Damaged mitochondrial electron transport can be directly linked to the cytotoxicity of
TNF- α, endotoxin and nitric oxide. This may contribute to the disruption of energy
metabolism in sepsis.
Once an infection has subsided apoptosis is the termination step in the
inflammatory response. Apoptosis refers to a natural process that leads to
programmed cell death. In septic patients the inflammatory response may be
prolonged and apoptosis delayed by pro-inflammatory cytokines, which often
contributes to the development of multiple organ failure. Apoptosis may also aide in
pathogenesis by the early removal of cells like lymphocytes which should not be
removed and the delayed removal of cells like neutrophils which should be removed
early (Marshall et al).
Sepsis comes down to a battle between two opposing forces – pro-inflammatory and
anti-inflammatory mediators that disrupt the body’s homeostasis in a range of
varying ways (cellular and coagulatory).
DIAGNOSING SEPSIS
A simple definition for sepsis was established in 1989 by Bone et al. It was based
on specific clinical symptoms and a known source of infection.
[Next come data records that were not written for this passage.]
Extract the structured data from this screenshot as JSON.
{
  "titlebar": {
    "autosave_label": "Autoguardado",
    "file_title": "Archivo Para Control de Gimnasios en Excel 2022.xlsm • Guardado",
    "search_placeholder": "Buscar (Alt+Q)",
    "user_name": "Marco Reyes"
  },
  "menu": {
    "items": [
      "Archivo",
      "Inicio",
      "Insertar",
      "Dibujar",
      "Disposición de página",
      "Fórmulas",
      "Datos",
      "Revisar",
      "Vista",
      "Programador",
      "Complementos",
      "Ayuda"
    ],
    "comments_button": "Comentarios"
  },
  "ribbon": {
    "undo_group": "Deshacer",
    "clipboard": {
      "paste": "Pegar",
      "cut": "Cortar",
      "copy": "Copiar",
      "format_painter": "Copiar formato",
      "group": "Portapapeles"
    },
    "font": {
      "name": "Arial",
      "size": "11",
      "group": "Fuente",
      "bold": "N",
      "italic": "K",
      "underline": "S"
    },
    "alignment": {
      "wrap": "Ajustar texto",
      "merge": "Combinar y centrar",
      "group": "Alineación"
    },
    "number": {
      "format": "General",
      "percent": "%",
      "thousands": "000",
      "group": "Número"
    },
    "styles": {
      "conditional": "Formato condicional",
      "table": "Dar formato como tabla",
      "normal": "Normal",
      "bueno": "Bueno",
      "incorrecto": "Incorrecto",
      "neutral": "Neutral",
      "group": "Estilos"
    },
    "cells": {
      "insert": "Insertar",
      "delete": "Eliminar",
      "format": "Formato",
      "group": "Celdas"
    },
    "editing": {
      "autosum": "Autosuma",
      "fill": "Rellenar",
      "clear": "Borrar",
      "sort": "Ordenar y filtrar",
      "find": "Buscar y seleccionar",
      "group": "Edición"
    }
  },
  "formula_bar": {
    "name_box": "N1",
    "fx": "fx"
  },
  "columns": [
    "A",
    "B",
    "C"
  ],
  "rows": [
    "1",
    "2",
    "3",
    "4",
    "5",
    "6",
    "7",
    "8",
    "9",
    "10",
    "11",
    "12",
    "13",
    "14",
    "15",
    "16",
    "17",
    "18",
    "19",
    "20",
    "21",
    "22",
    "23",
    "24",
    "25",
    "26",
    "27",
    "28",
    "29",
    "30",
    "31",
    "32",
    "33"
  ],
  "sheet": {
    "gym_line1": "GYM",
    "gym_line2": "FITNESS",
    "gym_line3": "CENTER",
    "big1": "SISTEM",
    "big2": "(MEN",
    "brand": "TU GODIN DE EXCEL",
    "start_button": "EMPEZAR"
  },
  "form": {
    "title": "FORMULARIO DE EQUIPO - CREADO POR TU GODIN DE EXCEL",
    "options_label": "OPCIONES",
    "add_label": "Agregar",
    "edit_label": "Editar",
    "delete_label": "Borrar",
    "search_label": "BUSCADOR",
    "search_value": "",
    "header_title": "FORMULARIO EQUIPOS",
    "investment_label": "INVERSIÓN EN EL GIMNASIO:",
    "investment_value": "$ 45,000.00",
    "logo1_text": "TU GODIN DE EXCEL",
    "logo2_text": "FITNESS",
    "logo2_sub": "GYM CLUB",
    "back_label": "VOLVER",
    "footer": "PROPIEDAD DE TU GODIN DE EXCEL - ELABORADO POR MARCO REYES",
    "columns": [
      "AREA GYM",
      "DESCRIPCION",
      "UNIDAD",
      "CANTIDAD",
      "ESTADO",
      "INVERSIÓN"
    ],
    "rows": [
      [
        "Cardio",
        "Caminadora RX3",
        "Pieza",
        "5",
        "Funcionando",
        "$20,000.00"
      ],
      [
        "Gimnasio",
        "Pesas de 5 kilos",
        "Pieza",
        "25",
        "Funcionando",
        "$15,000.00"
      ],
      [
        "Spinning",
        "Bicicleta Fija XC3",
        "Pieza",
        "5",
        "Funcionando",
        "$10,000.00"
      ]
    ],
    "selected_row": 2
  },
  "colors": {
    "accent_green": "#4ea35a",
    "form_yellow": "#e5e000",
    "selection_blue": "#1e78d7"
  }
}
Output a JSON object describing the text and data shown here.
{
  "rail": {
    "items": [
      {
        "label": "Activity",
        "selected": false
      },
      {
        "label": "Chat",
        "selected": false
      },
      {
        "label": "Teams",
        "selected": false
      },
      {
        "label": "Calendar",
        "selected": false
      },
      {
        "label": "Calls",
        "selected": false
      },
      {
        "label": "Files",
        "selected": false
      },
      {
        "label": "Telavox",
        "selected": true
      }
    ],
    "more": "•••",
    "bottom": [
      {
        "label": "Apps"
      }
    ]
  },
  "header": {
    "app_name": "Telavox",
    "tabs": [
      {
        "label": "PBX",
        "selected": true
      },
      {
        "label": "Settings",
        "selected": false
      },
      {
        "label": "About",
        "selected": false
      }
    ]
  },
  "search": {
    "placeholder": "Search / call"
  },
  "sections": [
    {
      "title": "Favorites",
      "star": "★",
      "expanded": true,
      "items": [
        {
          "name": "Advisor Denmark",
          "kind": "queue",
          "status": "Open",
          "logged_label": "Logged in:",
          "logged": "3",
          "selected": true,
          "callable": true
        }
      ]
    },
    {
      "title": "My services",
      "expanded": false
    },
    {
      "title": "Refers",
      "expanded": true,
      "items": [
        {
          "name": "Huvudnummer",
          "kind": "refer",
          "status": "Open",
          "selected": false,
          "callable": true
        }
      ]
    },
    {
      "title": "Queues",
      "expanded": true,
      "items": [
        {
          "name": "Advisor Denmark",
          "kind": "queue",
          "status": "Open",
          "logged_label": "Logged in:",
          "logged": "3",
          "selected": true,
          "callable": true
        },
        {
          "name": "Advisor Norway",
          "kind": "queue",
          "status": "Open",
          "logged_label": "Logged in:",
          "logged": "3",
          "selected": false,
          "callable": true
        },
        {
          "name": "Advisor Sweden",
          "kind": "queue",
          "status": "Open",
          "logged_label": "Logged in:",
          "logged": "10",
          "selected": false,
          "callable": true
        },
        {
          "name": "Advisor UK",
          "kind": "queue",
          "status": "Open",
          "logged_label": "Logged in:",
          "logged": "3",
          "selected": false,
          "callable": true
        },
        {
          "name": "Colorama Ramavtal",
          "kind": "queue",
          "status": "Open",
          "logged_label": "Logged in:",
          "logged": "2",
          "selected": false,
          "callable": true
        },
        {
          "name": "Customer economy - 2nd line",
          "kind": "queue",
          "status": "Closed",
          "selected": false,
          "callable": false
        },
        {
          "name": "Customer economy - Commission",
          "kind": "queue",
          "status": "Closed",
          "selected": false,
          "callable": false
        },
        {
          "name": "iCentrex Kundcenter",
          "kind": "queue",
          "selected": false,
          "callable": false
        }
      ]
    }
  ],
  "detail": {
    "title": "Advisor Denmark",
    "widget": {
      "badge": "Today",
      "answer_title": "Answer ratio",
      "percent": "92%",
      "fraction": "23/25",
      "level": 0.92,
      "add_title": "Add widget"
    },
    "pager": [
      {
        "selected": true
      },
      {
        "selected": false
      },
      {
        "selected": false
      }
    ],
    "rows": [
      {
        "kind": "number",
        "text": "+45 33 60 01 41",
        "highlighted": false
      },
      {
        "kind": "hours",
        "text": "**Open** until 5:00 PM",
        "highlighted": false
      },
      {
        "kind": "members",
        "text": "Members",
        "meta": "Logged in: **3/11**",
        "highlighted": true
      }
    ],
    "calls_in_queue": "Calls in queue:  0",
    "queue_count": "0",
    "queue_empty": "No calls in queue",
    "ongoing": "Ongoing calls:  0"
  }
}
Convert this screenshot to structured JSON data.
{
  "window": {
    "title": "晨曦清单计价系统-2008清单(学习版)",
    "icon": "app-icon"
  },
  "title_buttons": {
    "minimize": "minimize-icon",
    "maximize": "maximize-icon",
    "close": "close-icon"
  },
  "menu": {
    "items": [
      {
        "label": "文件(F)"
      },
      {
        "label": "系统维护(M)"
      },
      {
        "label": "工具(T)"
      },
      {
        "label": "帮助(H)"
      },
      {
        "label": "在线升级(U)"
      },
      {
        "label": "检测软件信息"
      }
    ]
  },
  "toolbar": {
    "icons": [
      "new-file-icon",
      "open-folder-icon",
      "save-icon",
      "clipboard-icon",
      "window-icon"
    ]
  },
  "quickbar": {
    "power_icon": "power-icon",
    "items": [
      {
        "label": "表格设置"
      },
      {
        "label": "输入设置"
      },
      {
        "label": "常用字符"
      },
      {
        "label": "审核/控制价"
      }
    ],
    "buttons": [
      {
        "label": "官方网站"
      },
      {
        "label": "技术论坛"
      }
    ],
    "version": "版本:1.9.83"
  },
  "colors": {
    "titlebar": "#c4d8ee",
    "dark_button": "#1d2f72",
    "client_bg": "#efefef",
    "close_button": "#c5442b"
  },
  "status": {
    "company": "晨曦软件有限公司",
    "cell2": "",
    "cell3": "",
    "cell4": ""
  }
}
The problem was that
patients without discernable levels of bacteria in the blood and those presenting with
for example acute pancreatitis or trauma, shared the same clinical symptoms.
In 1992, the Society of Critical Care Medicine and the American College of Chest
Physicians took this discrepancy into account at a consensus conference where the
term Systemic Inflammatory Response syndrome was coined along with several
other terms to distinguish between the varying stages of sepsis (table 1).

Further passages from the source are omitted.